Zu den teuersten Transfers des Sommers zählt der Neu-Dortmunder Ciro Immobile vom FC Turin (19,4 Millionen Euro). Deutlich günstiger ist Rückkehrer Kagawa von Manchester United. Der 25 Jahre alte japanische Nationalspieler soll angeblich acht Millionen Euro kosten und damit nur die Hälfte der Summe, die der BVB vor zwei Jahren vom Klub aus Old Trafford kassierte.

Hinter den Bayern und Dortmund (46 Millionen Euro) ist Bayer Leverkusen (30) in Sachen Neuzugänge die dritte Kraft der Liga. Zum Königstransfer der Werkself avancierte Edeltechniker Hakan Calhanoglu, der für 14,5 Millionen Euro vom Hamburger SV kam.

Der FC Schalke 04 wirkt dagegen wie der Sparfuchs unter den Top-Klubs. Lediglich 4,4 Millionen Euro gaben die Königsblauen aus - 2,5 Millionen Euro davon für den Ex-Leverkusener Sidney Sam.

Trotz des verspäteten Kaufrauschs der Münchner herrschen in der Bundesliga noch keine spanischen Verhältnisse. Zum Vergleich: Der FC Barcelona sicherte sich die Dienste von Uruguays Luis Suarez (FC Liverpool) für 81 Millionen Euro.

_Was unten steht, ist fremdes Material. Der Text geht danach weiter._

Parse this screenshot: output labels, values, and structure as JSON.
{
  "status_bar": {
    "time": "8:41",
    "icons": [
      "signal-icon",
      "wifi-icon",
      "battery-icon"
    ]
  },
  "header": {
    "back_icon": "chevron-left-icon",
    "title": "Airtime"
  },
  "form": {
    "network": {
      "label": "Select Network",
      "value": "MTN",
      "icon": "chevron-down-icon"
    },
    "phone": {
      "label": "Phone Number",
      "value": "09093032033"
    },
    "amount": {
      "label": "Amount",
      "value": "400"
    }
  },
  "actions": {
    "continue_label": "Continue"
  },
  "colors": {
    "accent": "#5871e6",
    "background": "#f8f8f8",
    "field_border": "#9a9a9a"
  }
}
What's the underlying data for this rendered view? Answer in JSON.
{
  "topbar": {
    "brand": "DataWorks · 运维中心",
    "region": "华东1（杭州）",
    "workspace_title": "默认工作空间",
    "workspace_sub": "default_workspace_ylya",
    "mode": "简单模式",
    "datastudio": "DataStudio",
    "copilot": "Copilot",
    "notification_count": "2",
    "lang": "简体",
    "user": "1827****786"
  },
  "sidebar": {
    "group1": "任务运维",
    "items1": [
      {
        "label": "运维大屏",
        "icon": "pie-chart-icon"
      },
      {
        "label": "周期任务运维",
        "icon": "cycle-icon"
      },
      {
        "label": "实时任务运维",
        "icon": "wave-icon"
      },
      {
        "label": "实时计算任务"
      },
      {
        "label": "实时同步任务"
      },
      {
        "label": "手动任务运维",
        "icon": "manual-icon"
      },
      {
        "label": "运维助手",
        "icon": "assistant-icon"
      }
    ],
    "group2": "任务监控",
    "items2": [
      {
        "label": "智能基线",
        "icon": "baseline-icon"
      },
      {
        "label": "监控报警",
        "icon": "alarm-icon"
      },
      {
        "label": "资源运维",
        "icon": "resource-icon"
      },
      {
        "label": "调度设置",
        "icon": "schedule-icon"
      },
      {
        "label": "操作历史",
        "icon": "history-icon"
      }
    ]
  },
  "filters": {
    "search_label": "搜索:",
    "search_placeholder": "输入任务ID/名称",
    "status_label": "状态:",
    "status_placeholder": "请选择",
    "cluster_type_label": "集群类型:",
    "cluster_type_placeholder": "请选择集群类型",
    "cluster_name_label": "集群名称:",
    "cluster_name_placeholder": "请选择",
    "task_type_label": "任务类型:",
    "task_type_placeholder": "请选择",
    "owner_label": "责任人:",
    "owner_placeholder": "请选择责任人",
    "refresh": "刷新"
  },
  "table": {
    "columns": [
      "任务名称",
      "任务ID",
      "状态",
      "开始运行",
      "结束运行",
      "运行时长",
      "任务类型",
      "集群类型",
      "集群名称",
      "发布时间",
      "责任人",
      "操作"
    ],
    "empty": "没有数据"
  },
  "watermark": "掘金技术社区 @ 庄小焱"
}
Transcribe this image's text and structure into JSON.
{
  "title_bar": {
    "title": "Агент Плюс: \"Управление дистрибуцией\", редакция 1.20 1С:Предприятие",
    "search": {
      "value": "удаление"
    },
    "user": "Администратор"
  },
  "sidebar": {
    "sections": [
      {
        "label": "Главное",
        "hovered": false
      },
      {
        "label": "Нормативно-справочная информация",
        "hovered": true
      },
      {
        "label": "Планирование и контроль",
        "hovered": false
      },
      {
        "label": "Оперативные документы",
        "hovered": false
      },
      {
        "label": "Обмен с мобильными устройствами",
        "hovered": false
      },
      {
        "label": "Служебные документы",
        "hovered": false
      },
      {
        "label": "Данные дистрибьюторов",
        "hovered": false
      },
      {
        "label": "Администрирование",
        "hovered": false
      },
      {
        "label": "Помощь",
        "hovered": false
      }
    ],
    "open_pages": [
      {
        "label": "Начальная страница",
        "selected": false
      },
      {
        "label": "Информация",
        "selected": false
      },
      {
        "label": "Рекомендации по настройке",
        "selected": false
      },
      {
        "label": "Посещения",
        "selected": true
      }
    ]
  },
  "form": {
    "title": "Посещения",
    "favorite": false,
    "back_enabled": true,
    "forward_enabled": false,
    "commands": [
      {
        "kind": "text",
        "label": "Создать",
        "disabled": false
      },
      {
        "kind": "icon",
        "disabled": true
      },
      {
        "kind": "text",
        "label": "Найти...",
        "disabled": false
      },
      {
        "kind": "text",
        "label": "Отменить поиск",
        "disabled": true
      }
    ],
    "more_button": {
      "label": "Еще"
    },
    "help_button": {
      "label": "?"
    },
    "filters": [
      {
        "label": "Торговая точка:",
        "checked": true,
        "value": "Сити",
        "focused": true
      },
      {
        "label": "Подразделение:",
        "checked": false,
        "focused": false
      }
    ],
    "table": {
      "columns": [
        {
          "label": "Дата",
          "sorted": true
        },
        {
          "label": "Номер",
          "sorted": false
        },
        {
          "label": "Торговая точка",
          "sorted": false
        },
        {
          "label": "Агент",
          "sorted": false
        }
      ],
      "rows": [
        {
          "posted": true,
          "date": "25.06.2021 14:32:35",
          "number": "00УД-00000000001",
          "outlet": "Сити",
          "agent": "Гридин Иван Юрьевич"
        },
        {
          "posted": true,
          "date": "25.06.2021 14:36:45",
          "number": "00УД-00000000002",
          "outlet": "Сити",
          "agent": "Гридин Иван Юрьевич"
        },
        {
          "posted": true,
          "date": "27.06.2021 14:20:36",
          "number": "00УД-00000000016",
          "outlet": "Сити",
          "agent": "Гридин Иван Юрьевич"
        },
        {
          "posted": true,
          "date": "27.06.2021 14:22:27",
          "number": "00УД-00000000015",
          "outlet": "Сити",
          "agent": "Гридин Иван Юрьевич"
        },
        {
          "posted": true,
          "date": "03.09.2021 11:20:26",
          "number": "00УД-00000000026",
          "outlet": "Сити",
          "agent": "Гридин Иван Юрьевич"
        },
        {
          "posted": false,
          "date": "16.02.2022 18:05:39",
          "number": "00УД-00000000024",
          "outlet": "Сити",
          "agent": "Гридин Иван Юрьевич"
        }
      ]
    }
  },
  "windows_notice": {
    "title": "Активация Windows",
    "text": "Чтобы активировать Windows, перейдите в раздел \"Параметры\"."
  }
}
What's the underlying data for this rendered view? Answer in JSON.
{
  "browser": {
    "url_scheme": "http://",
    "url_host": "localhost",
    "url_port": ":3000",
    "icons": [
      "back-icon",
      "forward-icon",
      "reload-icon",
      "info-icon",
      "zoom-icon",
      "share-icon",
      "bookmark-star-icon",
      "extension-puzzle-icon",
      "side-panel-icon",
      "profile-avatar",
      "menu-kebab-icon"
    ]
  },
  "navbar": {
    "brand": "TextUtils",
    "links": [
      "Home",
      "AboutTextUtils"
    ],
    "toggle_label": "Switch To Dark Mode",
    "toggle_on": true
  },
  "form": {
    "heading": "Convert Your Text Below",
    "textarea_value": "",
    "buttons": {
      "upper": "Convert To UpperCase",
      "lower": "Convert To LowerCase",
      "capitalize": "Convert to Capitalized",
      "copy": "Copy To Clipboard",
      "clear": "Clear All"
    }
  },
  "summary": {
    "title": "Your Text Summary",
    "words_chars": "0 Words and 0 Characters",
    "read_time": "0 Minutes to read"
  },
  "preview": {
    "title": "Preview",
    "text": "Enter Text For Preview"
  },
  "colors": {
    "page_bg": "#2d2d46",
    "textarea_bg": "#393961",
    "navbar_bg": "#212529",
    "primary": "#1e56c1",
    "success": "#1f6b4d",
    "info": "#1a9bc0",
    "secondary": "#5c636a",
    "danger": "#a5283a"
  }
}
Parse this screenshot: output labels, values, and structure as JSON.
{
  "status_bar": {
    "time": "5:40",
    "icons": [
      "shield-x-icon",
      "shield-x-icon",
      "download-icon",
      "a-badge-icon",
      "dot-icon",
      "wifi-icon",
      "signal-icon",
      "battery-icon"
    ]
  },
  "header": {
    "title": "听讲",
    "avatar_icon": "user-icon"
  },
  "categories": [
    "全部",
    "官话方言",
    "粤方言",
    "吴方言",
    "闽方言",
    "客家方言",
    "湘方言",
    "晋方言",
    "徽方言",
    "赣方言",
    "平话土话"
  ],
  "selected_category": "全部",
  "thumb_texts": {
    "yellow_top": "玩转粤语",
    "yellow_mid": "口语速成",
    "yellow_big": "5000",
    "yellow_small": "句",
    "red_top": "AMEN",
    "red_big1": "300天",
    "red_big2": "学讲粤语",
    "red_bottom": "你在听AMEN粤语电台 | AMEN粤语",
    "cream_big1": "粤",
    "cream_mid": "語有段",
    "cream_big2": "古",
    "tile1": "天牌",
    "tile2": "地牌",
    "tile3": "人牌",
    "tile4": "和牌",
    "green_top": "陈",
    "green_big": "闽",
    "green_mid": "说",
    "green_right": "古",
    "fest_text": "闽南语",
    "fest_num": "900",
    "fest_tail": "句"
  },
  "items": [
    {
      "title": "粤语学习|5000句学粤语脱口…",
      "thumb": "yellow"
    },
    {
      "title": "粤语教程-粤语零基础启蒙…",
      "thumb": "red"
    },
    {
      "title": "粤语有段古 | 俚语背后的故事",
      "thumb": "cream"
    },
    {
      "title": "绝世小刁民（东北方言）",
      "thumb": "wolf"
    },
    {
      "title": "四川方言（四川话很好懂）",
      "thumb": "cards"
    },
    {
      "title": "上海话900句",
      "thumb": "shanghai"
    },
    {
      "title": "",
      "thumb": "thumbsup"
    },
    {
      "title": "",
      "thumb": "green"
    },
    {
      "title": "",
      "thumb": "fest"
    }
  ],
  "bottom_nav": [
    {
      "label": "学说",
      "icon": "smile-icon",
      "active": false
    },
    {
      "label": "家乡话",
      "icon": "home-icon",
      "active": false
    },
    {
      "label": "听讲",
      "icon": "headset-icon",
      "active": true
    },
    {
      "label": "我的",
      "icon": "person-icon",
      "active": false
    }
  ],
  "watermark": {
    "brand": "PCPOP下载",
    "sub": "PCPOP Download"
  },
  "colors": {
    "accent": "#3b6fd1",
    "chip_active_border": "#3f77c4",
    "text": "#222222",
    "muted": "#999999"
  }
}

Im aktuellen Transferfenster kommt die Primera Division bislang auf knapp eine halbe Milliarde Euro - und steht diesbezüglich doch ganz im Schatten der Premier League.

Knapp 900 Millionen Euro investierten die besten 20 englischen Klubs in Einkäufe. Ein Rekord für britische Verhältnisse. Der vorerst letzte Wahnsinns-Transfer: Angel Di Maria, der für umgerechnet 75 Millionen Euro von Real Madrid zu Manchester United wechselte.

Die Bundesliga kommt mit Ausgaben von insgesamt rund 283 Millionen Euro eher bescheiden daher. Der von Hertha am Sonntag verpflichtete Kalou hatte über sechs Jahre beim FC Chelsea gespielt. Drei Millionen Euro überweisen die Berliner an den OSC Lille.